For those unfamiliar with Charles Johnson, this week’s Washington Post report on his texting relationship with Sen. JD Vance might not have had a significant impact, but the closer one looks at the details, the worse the story appears.
The day after JD Vance was elected to the U.S. Senate in 2022, he received a congratulatory text from Charles Johnson, a blogger and entrepreneur who has zealously promoted right-wing conspiracy theories. Johnson assumed the posture of a wise mentor, cautioning the first-time officeholder to choose his staff carefully and repeatedly pressing him on his committee assignments.
At first blush, some readers are probably shrugging their shoulders. A far-right senator texting with a far-right media personality? This must happen all of the time.
But Johnson isn’t just some random conservative blogger. A Semafor report described him as “a notorious Internet troll [whom] the Republican Jewish Coalition had labeled a ‘Holocaust denier.’”
And when candidates for national office have texting relationships with someone like this, it’s worth paying attention to.
A spokesperson for the senator told Politico this week that Johnson “spam texted” Vance, and the Ohio Republican “usually ignored him.” Similarly, Vance told Semafor, “He’s kind of a crazy person.
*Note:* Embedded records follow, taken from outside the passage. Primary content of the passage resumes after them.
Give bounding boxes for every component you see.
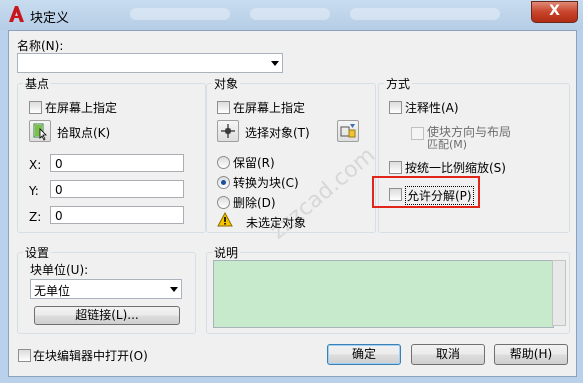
close-icon: X — [549, 3, 560, 19]
help-button[interactable]: 帮助(H) — [494, 344, 568, 365]
open-in-editor-checkbox[interactable] — [18, 349, 31, 362]
objects-specify-on-screen-label: 在屏幕上指定 — [233, 101, 306, 115]
base-specify-on-screen-checkbox[interactable] — [29, 101, 42, 114]
pick-point-label: 拾取点(K) — [57, 126, 111, 140]
block-unit-label: 块单位(U): — [30, 263, 89, 277]
block-unit-value: 无单位 — [34, 284, 71, 298]
base-specify-on-screen-label: 在屏幕上指定 — [45, 101, 118, 115]
crosshair-icon — [221, 124, 235, 138]
scale-uniformly-checkbox[interactable] — [389, 161, 402, 174]
description-textarea[interactable] — [213, 260, 554, 328]
title-blur-3 — [350, 8, 500, 20]
select-objects-button[interactable] — [217, 120, 239, 142]
open-in-editor-label: 在块编辑器中打开(O) — [33, 349, 148, 363]
name-combobox[interactable] — [17, 53, 283, 73]
title-blur-2 — [250, 8, 330, 20]
block-unit-select[interactable]: 无单位 — [30, 279, 182, 299]
settings-title: 设置 — [23, 244, 52, 261]
no-objects-selected-label: 未选定对象 — [246, 216, 307, 230]
match-orientation-checkbox[interactable] — [411, 127, 424, 140]
chevron-down-icon — [271, 61, 279, 66]
behavior-title: 方式 — [384, 75, 413, 92]
dialog-client: zzzcad.com 名称(N): 基点 在屏幕上指定 拾取点(K) X: 0 … — [8, 30, 577, 377]
title-blur-1 — [130, 8, 230, 20]
warning-icon — [217, 212, 233, 227]
annotative-label: 注释性(A) — [405, 101, 459, 115]
delete-radio[interactable] — [217, 196, 230, 209]
radio-selected-dot — [221, 180, 226, 185]
retain-label: 保留(R) — [233, 156, 275, 170]
x-input[interactable]: 0 — [50, 154, 184, 172]
match-orientation-label-line2: 匹配(M) — [427, 138, 468, 151]
name-label: 名称(N): — [17, 39, 64, 53]
annotative-checkbox[interactable] — [389, 101, 402, 114]
select-objects-label: 选择对象(T) — [245, 126, 310, 140]
objects-title: 对象 — [212, 75, 241, 92]
z-input[interactable]: 0 — [50, 206, 184, 224]
title-bar[interactable]: 块定义 X — [0, 0, 583, 30]
hyperlink-button[interactable]: 超链接(L)... — [34, 306, 180, 325]
y-label: Y: — [29, 184, 39, 198]
delete-label: 删除(D) — [233, 196, 276, 210]
description-title: 说明 — [212, 244, 241, 261]
cancel-button[interactable]: 取消 — [411, 344, 485, 365]
convert-to-block-label: 转换为块(C) — [233, 176, 299, 190]
allow-exploding-checkbox[interactable] — [389, 188, 402, 201]
convert-to-block-radio[interactable] — [217, 176, 230, 189]
retain-radio[interactable] — [217, 156, 230, 169]
autocad-logo-icon — [9, 6, 24, 22]
quick-select-icon — [340, 124, 356, 138]
z-label: Z: — [29, 210, 42, 224]
close-button[interactable]: X — [531, 1, 578, 23]
y-input[interactable]: 0 — [50, 180, 184, 198]
quick-select-button[interactable] — [337, 120, 359, 142]
dialog-window: 块定义 X zzzcad.com 名称(N): 基点 在屏幕上指定 拾取点(K)… — [0, 0, 583, 383]
pick-point-icon — [33, 123, 47, 141]
description-scrollbar[interactable] — [552, 260, 566, 326]
base-point-title: 基点 — [23, 75, 52, 92]
allow-exploding-label: 允许分解(P) — [405, 186, 474, 205]
objects-specify-on-screen-checkbox[interactable] — [217, 101, 230, 114]
window-title: 块定义 — [30, 11, 70, 26]
pick-point-button[interactable] — [29, 120, 51, 142]
ok-button[interactable]: 确定 — [327, 344, 401, 365]
scale-uniformly-label: 按统一比例缩放(S) — [405, 161, 506, 175]
chevron-down-icon — [170, 287, 178, 292]
x-label: X: — [29, 158, 42, 172]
He’s kind of pathetic, and I just largely ignored him.”
This might also seem plausible. Just because some fringe figure obtained the cellphone number of a prominent GOP official doesn’t necessarily mean that the Republican officeholder actually interacted with the figure in a direct and meaningful way.
The trouble, however, is that the Post’s reporting tells a very different kind of story.
Their correspondence over the next 20 months — extending into the weeks before former president Donald Trump picked Vance as his running mate — offers a glimpse of the Republican vice-presidential nominee’s off-the-cuff musings, often matching his public expressions but voiced with much less polish and more profanity. Vance was just as casual in discussing America’s foreign alliances as he was in evaluating his own private alliances with the GOP’s moneyed class. With Johnson, he pondered responsibility for the sabotage of the Nord Stream gas pipelines and crudely described his aversion to the Ukrainian government and refusal to consider its pleas for U.S. assistance.
The Post’s report, which has not been independently verified by MSNBC or NBC News, went on to note that the texts reflected a senator “engaged in the kind of freewheeling communication ordinarily tightly controlled by congressional staff.”
This reportedly included the Ohioan asking Johnson for his thoughts on alien spacecrafts, the Republican Party’s position on Israeli Prime Minister Benjamin Netanyahu, and the death of convicted sex offender Jeffrey Epstein.
We can probably all think of people in our lives whom we’ve “largely ignored.” We also haven’t sent them a series of texts like these.
The more reporting like this comes to light, the tougher it is for Vance to avoid the “weird” label he doesn’t appear to like.